The rising cost of essential health care services and medication, longer life expectancy and an increase in multigenerational living have had a significant impact on how Americans approach their healthcare options. Medicare and Medicaid are two publicly funded programs available to qualifying seniors and people with disabilities that aim to assist vulnerable individuals to cope.
However, many people do not fully understand the difference between these two options. Here is a quick overview of who is eligible for each program and what types of assistance each organization covers.
Medicare primarily aids senior citizens
While Medicare is a federally run insurance program that aims to assist U.S. citizens over the age of 65, Medicaid is a program run by each state that assists low-income individuals and those with a serious disability. American citizens who have paid into Social Security are automatically eligible once they reach retirement age, regardless of their financial circumstances.
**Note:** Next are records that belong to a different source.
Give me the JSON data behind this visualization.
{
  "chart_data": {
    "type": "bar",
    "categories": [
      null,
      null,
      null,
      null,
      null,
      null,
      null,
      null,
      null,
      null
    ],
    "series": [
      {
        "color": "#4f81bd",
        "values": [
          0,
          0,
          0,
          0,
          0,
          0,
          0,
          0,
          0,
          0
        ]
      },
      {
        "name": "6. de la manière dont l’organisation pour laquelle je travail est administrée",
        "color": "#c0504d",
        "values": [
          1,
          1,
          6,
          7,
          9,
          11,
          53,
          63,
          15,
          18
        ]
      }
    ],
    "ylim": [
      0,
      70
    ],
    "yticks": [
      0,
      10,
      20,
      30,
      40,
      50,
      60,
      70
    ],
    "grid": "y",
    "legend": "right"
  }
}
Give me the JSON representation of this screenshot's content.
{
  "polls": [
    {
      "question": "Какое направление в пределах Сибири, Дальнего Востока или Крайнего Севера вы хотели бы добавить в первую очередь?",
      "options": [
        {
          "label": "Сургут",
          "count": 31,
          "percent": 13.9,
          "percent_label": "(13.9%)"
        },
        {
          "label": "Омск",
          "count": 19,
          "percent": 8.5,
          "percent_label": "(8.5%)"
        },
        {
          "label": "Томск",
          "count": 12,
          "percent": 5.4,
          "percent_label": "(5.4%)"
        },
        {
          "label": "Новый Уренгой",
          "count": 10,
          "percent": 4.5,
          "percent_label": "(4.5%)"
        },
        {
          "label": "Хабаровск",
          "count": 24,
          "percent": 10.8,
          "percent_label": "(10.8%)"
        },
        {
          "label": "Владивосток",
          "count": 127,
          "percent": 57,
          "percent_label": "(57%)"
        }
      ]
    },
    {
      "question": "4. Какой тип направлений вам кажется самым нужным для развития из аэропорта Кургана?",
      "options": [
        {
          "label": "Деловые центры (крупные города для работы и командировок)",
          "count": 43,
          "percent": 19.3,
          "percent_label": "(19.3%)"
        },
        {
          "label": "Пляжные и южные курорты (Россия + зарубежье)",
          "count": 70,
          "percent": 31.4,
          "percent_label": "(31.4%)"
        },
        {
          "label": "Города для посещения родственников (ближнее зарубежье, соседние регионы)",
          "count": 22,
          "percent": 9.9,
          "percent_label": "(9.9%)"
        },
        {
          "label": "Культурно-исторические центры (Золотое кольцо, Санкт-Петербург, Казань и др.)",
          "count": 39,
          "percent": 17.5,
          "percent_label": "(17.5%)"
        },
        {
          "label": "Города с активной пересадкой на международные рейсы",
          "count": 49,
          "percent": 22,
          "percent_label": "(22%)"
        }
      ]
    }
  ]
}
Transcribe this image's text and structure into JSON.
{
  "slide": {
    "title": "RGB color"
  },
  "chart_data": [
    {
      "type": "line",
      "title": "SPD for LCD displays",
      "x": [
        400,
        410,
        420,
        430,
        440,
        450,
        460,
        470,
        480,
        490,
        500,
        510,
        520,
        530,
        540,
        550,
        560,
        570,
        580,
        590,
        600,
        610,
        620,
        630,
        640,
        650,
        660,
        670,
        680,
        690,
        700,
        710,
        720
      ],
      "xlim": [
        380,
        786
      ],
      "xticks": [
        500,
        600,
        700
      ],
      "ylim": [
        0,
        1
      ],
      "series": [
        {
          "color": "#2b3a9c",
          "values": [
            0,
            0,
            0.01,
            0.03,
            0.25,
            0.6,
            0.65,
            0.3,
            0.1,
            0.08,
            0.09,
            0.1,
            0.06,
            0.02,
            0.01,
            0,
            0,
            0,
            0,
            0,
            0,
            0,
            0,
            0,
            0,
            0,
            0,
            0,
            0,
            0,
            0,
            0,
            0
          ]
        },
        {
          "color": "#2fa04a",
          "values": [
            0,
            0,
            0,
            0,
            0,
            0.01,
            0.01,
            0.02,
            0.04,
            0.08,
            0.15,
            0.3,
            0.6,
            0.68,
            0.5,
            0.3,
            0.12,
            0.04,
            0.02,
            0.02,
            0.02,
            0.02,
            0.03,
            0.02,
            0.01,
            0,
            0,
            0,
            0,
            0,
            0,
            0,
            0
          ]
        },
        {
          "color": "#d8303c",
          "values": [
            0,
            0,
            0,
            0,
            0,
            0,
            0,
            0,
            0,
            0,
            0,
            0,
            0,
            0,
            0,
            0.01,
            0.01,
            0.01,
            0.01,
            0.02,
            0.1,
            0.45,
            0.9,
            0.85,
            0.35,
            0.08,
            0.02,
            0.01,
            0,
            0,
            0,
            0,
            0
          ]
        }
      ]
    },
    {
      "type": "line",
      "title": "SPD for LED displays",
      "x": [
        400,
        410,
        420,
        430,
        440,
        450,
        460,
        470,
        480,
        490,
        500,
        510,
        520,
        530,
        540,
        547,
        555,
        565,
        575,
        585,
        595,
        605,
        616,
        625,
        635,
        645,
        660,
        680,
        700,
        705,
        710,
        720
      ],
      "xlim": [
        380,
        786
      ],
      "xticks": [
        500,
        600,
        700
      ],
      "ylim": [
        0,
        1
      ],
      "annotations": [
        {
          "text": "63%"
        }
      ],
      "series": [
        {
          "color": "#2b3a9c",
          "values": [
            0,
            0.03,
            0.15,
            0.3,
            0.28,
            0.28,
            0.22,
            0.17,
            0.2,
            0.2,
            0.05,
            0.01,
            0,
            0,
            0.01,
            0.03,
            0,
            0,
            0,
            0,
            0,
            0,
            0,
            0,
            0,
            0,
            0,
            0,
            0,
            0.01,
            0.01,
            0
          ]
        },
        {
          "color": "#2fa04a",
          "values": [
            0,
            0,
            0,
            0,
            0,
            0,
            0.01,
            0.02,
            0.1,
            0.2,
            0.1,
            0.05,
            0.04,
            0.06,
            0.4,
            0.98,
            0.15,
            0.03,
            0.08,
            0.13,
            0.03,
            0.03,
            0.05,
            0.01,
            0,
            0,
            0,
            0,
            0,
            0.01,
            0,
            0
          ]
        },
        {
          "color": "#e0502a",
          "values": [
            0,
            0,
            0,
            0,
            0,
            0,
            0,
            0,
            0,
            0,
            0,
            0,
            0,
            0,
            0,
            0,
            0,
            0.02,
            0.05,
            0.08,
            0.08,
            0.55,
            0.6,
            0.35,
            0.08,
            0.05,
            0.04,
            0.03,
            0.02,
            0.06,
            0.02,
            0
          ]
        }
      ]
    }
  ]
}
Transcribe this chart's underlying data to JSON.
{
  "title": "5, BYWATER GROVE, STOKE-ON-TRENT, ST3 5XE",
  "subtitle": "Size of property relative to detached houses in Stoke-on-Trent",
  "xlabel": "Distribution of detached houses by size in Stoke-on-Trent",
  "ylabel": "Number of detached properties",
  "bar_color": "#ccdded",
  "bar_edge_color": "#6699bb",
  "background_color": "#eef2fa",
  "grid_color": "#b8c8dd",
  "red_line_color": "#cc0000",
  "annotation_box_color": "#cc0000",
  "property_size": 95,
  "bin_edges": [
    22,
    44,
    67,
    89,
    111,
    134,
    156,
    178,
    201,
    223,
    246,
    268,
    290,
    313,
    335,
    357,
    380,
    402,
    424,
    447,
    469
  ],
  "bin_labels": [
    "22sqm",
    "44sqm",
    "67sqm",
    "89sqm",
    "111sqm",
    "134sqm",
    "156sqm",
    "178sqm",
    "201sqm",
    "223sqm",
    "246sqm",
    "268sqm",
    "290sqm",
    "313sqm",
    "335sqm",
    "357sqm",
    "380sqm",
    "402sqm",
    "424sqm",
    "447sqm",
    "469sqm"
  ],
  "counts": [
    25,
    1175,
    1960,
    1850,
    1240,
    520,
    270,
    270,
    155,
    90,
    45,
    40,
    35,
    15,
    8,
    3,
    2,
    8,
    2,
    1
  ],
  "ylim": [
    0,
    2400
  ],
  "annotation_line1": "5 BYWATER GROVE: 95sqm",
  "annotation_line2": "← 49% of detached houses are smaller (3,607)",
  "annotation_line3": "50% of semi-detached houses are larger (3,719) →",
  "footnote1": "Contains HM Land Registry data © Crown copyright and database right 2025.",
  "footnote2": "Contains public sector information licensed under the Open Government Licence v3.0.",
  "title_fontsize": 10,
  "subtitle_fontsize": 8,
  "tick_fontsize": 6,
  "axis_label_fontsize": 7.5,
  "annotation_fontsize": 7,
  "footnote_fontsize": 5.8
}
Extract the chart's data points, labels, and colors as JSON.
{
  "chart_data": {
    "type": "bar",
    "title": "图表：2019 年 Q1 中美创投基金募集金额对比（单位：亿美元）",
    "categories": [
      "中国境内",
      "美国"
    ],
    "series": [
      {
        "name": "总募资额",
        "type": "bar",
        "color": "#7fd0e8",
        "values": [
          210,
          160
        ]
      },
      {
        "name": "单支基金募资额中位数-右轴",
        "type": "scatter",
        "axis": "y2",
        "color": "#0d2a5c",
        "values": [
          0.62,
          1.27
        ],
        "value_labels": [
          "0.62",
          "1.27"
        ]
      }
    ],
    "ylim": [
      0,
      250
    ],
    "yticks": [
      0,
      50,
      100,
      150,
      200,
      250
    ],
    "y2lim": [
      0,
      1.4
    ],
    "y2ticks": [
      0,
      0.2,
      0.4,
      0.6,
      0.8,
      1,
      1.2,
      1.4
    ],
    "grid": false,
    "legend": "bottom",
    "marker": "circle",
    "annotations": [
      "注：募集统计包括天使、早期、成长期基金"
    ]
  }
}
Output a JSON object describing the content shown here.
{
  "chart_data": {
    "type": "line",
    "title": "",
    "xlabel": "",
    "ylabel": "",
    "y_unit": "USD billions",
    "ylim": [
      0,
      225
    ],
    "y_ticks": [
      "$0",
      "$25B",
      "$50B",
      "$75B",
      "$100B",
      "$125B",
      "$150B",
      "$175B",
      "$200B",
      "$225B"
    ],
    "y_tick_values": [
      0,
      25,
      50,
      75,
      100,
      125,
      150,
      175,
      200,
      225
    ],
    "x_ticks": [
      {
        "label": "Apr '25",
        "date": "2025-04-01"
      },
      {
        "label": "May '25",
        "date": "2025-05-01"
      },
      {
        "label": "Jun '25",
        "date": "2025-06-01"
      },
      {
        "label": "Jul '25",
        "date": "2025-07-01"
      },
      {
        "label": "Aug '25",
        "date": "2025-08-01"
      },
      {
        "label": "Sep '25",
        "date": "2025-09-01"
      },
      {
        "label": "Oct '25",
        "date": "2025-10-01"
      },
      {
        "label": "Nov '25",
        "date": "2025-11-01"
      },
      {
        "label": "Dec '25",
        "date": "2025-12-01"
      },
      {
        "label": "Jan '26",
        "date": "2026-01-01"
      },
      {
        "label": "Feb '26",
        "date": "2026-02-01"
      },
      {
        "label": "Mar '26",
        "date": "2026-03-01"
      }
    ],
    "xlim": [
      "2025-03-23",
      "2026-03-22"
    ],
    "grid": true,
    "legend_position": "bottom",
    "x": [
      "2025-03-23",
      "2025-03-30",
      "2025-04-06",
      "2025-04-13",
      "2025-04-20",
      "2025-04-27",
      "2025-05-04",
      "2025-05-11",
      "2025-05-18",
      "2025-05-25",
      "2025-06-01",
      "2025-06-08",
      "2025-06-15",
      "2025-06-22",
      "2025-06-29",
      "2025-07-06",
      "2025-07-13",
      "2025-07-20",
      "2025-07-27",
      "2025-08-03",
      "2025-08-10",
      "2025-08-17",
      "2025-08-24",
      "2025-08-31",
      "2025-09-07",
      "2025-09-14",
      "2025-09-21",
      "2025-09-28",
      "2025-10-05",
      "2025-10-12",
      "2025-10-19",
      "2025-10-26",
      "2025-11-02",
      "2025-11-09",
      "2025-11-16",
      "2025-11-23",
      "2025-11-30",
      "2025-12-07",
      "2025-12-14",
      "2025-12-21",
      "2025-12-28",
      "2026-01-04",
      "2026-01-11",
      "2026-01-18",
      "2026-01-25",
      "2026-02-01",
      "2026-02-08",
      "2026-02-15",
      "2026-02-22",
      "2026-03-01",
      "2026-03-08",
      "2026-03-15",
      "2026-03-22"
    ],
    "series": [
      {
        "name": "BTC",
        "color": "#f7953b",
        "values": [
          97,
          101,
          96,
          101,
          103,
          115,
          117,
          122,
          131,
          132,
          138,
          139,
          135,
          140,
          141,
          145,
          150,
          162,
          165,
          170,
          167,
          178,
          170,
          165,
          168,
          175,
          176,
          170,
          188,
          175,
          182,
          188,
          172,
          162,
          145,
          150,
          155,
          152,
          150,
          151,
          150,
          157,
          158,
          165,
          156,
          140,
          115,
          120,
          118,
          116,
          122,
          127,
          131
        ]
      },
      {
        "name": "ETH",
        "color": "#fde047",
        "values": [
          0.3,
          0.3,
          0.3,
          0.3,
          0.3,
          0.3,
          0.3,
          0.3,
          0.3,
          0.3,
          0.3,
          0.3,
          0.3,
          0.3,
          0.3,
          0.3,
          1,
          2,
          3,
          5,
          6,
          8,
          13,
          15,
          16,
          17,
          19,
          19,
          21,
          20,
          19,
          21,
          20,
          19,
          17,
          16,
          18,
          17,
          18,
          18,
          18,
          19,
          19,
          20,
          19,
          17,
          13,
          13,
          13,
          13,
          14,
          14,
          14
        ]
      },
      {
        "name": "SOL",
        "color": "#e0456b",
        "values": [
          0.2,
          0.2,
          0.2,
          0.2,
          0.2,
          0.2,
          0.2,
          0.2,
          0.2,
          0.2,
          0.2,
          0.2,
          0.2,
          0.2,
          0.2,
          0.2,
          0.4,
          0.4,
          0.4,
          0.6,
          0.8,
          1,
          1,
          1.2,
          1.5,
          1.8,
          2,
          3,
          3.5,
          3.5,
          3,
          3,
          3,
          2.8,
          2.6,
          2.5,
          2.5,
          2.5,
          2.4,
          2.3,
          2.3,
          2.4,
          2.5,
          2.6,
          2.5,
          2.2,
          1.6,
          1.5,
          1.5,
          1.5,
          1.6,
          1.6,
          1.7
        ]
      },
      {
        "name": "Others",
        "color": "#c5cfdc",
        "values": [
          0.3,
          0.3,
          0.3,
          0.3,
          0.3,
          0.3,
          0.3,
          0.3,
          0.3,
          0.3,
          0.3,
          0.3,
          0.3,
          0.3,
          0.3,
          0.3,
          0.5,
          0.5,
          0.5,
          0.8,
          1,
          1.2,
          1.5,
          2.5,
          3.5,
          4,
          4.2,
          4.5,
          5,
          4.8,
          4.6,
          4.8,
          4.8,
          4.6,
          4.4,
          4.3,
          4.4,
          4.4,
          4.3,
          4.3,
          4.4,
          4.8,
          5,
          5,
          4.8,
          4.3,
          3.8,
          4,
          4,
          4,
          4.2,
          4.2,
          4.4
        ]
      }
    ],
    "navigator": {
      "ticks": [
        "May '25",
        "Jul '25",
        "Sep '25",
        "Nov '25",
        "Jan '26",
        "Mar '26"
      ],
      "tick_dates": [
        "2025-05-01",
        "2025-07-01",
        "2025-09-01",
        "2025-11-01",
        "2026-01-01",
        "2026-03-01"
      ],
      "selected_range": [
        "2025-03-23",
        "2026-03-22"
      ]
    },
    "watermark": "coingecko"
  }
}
Those with a terminal or long-term disability may also be eligible before the age of 65.
Medicaid offers assistance for qualifying citizens of any age
Medicaid is primarily meant for low-income individuals and families and those with a severe disability that prevents them from working. Each state organizes its program differently. In Georgia, the eligibility requirements are especially strict. While each circumstance is different, generally, a qualifying individual must have a monthly income of no more than $2,100 and assets of no more than $2,000.
Creating the best long-term care outcomes
Medicare benefits include coverage for hospital visits, doctor fees, lab costs, prescription drugs and other types of skilled, specialized care in the short term. However, elderly and disabled individuals often require long-term care and help with daily tasks. Those with low income and few assets may be able to seek benefits through Medicaid to help cover the costs of a nursing facility or in-home care.
However, these services can be expensive, especially in the long term. In addition to researching assistance available from public programs, individuals facing retirement may want to speak with an estate planning agent to discuss potential private payment options.